Canadian banks and credit unions will have just over a month until the March 1 contribution deadline to get Canadians to contribute to their registered ...

Canadian banks and credit unions will have just over a month until the March 1 contribution deadline to get Canadians to contribute to their registered retirement savings plans (RRSPs). But the reminders and alerts might be increasingly for naught.

According to Canadian Revenue Agency data compiled by Statistics Canada, fewer Canadians, and British Columbians in particular, have been contributing to their RRSPs each year.

In 2010, less than a quarter of Canadian tax filers put some money into their RRSPs, down from 29% in 2000.

The drop has been more pronounced in B.C., where only 23% contributed to their retirement savings in Vancouver’s Olympic year, down from nearly 30% a decade earlier.

Having funds to save has remained a key stress point for households. A BMO survey released in early January found 60% of Canadians thinking of contributing to an RRSP worry about where the money will come from.

For more than a decade, families have found it increasingly difficult to save.
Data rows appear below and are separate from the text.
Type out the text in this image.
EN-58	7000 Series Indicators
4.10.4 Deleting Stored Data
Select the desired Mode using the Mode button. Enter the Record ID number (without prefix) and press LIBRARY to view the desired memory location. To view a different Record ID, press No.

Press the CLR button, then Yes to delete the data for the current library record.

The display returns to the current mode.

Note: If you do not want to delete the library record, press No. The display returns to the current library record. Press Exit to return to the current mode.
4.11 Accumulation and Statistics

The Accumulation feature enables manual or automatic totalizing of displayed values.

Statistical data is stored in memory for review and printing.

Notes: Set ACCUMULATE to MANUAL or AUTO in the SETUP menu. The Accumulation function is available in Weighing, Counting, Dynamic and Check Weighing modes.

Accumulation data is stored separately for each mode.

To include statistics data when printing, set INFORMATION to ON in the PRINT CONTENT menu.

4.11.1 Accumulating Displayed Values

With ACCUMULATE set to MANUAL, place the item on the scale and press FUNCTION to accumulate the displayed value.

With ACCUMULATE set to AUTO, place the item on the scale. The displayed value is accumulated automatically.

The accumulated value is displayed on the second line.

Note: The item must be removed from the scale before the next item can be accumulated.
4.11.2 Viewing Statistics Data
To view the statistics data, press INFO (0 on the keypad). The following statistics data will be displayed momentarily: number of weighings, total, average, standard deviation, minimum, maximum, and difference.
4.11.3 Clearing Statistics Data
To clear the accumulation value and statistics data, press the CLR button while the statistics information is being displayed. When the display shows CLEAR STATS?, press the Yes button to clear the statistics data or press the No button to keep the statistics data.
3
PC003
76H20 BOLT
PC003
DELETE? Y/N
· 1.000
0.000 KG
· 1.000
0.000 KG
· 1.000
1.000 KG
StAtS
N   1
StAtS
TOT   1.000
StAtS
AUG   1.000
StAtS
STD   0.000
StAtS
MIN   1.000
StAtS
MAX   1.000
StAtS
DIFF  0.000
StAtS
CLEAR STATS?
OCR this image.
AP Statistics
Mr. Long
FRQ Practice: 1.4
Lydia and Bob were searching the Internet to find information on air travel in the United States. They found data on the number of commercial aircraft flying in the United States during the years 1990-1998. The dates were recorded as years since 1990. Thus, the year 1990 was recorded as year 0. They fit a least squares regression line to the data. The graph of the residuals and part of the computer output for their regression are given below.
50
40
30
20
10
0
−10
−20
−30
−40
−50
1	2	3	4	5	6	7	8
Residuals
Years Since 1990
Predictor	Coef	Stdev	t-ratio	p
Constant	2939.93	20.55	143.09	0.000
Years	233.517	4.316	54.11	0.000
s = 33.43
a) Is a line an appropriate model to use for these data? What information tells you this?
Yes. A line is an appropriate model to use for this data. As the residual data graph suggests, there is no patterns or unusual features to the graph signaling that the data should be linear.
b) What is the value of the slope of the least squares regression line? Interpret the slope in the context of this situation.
Between 2000 and 2010, while average family incomes have risen more than 14%, the cost of living has jumped 21% in B.C. The challenge has been more acute in Metro Vancouver, where incomes grew 13% and the cost of living rose 21%.

Unless savings trends reverse, RRSPs could continue to lose importance as a meaningful government program to help Canadians save for retirement.

Statistics Canada data shows that fewer taxpayers are taking full advantage of their RRSPs.

By 2010 nearly 86% of B.C. taxpayers had unused contribution room, up from 75% in 2000. And the total amount of unused RRSP room has more than doubled to $82.5 billion from $31.2 billion.

If Canadians had managed to put aside the 18% of their annual income allowed in an RRSP, the country might not be facing its long-term retirement crisis, especially for post-baby-boomer generations.

In recent years, the federal government has tried to entice more Canadians to save with new savings plans, but questions persist if those will produce a meaningful improvement on the retirement savings prospects for Canadians.